We will make an assumption: there are mainly four rows of information per person so if we do Column 1>Transpose>Transpose cells in rows to columns... and say 4. This almost gives us what we want.

 

If you look carefully you will see things begin to go awry with Dr Steven Carlysle-Davies who has no phone specified, which destroys the pattern. Now one of the neat things about OpenRefine is that you can go back to the previous state. If you click on the Undo/Redo tab at the top of the Facet/Filter pane you will see all the modifications you have made to your data. Scroll to the bottom and select the second last line (assuming you have not done any of your own modifications). This will take you back to the single column view of the data. Scroll down until you find Stephen Carlysle-Davies, you may have to click on the next button (in my data set he appears on row 69). If you hover your mouse over his title you will see an edit button. Click on that and change Applications Consultant in Data Science to Applications Consultant in Data Science,,,,Tel: then apply the change. Now do Column 1>Edit cells>Split multi-valued cells and split on ,,,,. Make sure that the cell has been split. Now reapply the Column 1>Transpose>Transpose cells in rows to columns... and say 4 again. You will see that the problem has been fixed for Steven Carlysle-Davies but it recurs later on with (at the time of writing) Johnny Hay. You will have to go back and reapply the same process. Other people such as Adam Carter volunteer additional bits of information, like their Skype ID. If you are a purist you can remove that piece of information by editing the cell or just leave as is.

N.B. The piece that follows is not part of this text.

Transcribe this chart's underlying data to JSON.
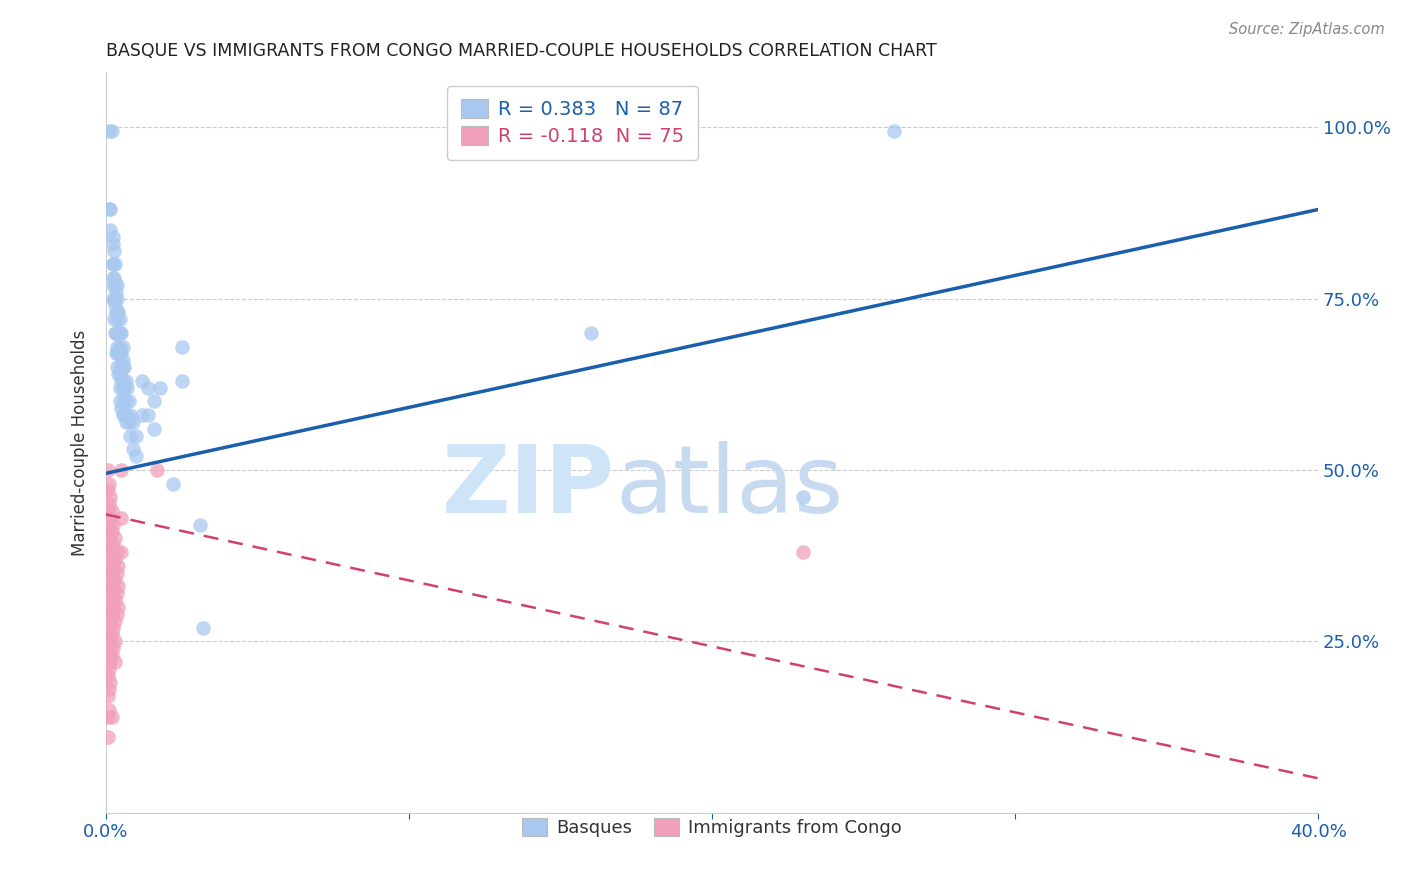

Once you are happy with the data, click on Export on the top right of the OpenRefine browser window to export the dataset in a variety of different format including the popular Comma-separated value, which you can import into a number of different applications including Excel.

So, this is how to create a new dataset by more or less manually scraping a website, which is certainly better than cutting and pasting the values into a tabular format. OpenRefine is a powerful tool worth becoming familiar with.